Step 3: Search with Text#

18 lines
1	// Step 4: Search with text
2	fmt.Println("\nSearching for '3D model teapot'...")
3	results, err := client.Query(ctx, antfly.QueryRequest{
4		Table:          "images",
5		SemanticSearch: "3D model teapot",
6		Indexes:        []string{"embeddings"},
7		Limit:          5,
8	})
9	if err != nil {
10		log.Fatalf("Query failed: %v", err)
11	}
12
13	fmt.Println("\nSearch results:")
14	for _, resp := range results.Responses {
15		for _, hit := range resp.Hits.Hits {
16			fmt.Printf("  Score: %.4f, ID: %s\n", hit.Score, hit.ID)
17		}
18	}

The Utah teapot should appear as the top result:

Score: 0.0164, ID: utah_teapot
Score: 0.0161, ID: mmir_3bc4b3613ed9
Score: 0.0159, ID: mmir_83ca037bd2ad
...

Batch Import with Timing#

For larger datasets, here's how to import images in bulk.
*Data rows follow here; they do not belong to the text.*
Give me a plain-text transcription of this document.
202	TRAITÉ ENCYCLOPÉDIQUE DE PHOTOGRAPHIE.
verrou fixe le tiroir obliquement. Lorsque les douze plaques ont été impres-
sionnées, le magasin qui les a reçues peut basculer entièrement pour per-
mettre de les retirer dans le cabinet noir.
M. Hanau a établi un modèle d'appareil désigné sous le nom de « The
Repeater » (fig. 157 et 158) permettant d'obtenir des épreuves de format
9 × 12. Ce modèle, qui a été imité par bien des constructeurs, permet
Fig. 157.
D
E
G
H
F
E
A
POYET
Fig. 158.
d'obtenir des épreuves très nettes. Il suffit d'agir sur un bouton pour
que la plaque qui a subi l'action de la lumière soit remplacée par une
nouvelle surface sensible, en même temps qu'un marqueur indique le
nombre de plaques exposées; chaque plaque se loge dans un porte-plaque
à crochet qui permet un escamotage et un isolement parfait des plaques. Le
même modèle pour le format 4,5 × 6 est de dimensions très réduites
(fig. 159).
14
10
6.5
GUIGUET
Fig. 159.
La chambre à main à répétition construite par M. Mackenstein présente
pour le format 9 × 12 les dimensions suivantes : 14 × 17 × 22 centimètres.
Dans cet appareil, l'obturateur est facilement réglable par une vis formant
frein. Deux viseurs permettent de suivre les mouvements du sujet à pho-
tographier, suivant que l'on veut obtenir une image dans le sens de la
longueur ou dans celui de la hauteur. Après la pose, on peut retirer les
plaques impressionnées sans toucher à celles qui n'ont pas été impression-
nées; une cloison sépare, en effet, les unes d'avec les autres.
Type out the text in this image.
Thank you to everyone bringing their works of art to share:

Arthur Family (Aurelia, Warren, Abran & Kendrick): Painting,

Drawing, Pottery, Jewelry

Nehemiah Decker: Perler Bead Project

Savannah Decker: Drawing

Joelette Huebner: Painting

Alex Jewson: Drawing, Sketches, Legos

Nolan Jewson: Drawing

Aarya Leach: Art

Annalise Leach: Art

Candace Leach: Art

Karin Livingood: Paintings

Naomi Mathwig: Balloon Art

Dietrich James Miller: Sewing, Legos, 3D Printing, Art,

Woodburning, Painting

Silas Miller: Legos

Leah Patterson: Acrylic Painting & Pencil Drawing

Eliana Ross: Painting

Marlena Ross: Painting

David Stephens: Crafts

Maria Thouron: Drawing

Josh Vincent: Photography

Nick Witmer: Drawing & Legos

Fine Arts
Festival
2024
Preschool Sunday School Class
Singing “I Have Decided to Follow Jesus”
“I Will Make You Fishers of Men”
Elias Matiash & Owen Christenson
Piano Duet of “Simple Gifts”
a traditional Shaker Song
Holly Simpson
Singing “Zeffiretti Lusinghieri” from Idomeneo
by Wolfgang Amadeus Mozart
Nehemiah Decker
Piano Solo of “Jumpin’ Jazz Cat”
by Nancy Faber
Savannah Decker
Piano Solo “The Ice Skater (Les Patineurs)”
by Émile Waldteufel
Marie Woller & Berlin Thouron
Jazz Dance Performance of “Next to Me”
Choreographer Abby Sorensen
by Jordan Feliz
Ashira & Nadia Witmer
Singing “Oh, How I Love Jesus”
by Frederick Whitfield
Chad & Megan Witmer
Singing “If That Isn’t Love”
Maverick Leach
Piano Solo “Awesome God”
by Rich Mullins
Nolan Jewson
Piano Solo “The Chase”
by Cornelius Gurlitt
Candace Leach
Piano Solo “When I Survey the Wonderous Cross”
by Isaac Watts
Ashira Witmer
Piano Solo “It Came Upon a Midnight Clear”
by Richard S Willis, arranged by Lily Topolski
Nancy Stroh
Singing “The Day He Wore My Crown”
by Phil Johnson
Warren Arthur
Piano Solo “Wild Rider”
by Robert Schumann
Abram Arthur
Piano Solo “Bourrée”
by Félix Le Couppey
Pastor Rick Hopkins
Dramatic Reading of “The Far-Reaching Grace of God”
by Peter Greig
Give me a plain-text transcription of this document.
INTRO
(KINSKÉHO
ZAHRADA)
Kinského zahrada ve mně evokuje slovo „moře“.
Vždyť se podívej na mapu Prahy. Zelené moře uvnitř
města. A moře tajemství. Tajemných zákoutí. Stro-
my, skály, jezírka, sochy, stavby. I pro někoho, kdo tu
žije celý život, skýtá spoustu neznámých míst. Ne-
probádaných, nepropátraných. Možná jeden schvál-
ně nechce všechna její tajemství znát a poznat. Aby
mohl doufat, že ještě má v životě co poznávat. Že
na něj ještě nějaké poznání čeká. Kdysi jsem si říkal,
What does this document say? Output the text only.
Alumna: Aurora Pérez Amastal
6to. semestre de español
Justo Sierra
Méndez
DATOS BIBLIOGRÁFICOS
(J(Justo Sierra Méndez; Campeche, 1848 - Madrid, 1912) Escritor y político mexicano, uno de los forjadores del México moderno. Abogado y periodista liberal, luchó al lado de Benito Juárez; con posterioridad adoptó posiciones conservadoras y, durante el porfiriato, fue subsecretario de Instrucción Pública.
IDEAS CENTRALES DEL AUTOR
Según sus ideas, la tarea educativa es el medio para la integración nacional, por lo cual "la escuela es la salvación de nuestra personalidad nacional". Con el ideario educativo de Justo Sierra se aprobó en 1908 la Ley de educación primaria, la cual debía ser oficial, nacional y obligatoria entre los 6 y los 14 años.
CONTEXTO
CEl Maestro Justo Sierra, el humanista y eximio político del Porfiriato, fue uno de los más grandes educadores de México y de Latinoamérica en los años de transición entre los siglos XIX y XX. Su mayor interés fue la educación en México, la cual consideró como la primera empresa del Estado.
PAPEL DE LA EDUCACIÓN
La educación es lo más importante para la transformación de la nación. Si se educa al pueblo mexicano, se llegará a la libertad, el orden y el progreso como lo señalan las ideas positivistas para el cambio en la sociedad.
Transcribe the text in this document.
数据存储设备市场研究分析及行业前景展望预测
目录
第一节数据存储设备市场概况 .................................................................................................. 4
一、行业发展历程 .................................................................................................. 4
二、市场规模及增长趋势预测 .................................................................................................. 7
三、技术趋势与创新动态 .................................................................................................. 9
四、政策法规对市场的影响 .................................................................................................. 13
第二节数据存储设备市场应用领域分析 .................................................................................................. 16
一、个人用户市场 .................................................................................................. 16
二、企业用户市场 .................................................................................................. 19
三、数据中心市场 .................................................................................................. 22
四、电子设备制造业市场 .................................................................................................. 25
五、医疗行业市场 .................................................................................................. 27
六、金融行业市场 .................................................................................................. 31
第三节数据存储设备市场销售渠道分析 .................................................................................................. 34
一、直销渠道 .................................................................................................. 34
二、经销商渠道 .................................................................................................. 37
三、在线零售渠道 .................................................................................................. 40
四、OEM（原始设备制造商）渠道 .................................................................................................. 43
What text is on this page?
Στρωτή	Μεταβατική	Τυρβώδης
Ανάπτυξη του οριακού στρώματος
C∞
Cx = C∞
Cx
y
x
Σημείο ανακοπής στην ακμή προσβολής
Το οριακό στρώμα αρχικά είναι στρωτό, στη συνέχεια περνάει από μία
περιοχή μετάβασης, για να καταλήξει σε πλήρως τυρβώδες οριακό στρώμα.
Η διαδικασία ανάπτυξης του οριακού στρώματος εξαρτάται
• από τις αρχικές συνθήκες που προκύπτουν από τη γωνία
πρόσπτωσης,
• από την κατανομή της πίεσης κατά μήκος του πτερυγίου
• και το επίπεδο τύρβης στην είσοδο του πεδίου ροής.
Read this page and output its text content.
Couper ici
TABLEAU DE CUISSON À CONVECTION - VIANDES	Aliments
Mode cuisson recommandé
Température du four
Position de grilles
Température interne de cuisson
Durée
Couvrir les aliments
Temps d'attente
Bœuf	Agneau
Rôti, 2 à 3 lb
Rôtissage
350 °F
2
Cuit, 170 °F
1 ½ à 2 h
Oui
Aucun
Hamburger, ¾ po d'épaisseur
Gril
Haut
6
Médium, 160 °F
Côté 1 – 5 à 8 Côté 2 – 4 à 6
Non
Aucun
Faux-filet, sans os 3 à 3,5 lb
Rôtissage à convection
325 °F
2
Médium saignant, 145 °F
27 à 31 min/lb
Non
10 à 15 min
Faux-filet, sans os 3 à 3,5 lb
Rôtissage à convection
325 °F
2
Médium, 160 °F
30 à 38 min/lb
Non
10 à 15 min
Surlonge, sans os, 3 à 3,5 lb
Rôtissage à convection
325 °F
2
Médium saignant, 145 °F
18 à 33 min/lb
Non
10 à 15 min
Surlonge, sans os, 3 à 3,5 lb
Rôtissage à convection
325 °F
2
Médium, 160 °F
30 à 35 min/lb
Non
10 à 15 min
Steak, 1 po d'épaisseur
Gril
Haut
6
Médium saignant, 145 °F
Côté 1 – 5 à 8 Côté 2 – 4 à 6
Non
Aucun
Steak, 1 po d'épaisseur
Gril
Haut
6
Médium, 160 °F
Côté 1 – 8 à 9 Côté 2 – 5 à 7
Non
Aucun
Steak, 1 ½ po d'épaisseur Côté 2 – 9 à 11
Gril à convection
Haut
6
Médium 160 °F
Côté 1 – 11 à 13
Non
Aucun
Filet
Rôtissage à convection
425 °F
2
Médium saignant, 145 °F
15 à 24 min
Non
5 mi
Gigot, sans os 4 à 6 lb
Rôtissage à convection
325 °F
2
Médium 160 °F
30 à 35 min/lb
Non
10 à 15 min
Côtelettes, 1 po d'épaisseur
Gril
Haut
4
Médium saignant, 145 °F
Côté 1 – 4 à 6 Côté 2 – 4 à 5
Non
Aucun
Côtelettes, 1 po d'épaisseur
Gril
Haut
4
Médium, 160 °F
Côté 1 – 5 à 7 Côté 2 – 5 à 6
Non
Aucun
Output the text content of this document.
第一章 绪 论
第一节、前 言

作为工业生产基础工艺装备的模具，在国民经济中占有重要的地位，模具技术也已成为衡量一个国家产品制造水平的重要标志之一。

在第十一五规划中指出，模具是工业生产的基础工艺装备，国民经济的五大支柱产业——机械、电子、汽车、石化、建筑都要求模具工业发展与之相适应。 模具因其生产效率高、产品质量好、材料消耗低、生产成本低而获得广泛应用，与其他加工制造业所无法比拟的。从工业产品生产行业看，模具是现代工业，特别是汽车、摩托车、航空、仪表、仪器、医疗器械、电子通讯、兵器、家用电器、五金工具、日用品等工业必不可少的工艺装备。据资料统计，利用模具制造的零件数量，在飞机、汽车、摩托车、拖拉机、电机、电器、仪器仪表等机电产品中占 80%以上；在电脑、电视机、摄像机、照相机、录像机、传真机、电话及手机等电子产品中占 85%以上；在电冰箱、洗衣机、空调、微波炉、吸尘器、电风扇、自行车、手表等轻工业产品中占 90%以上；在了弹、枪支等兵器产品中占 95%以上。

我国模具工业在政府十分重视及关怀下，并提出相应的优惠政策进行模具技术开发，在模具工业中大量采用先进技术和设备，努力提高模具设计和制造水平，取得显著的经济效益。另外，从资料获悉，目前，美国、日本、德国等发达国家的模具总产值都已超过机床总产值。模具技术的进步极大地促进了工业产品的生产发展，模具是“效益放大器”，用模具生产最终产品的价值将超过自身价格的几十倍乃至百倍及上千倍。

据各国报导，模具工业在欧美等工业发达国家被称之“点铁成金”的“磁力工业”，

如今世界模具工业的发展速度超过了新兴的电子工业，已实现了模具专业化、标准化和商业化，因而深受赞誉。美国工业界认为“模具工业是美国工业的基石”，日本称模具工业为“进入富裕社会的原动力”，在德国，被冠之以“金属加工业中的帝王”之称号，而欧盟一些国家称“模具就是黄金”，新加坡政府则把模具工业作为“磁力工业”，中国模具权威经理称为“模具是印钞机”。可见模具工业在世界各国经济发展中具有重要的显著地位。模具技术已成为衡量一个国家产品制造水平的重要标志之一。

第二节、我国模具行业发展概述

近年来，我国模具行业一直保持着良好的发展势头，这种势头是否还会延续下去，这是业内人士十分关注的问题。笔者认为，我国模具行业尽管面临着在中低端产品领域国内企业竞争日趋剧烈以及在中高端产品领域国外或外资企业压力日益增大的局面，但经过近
This example uses the MMIR dataset from Google Research:

65 lines
1func batchImport(ctx context.Context, client *antfly.AntflyClient) {
2	numImages := 100
3	fmt.Printf("Importing first %d images...\n", numImages)
4	startTime := time.Now()
5	successCount := 0
6
7	f, err := os.Open("mmir_dataset.tsv.gz")
8	if err != nil {
9		log.Printf("Failed to open dataset: %v", err)
10		return
11	}
12	defer f.Close()
13
14	gz, err := gzip.NewReader(f)
15	if err != nil {
16		log.Printf("Failed to create gzip reader: %v", err)
17		return
18	}
19	defer gz.Close()
20
21	reader := csv.NewReader(gz)
22	reader.Comma = '\t'
23	reader.FieldsPerRecord = -1
24	reader.Read() // Skip header
25

Example output:

Imported: 100 / 100
Imported 100 images in 45.2s (2.2 images/sec)

Running the Example#

# From the repository root
go run ./examples/image-search

# Or build and run
go build -o examples/image-search/image-search ./examples/image-search
./examples/image-search/image-search

To run the batch import, first download the MMIR dataset:

curl -o mmir_dataset.tsv.gz "https://storage.googleapis.com/gresearch/wit-retrieval/mmir_dataset_train-00000-of-00005.tsv.gz"

Tips#

Use visual descriptions: CLIP responds better to concrete visual concepts ("red sports car", "snowy mountain") than brand names or abstract terms.

Captions affect results: The template combines image + caption. For pure visual search, use "template": "{{media url=image_url}}" instead.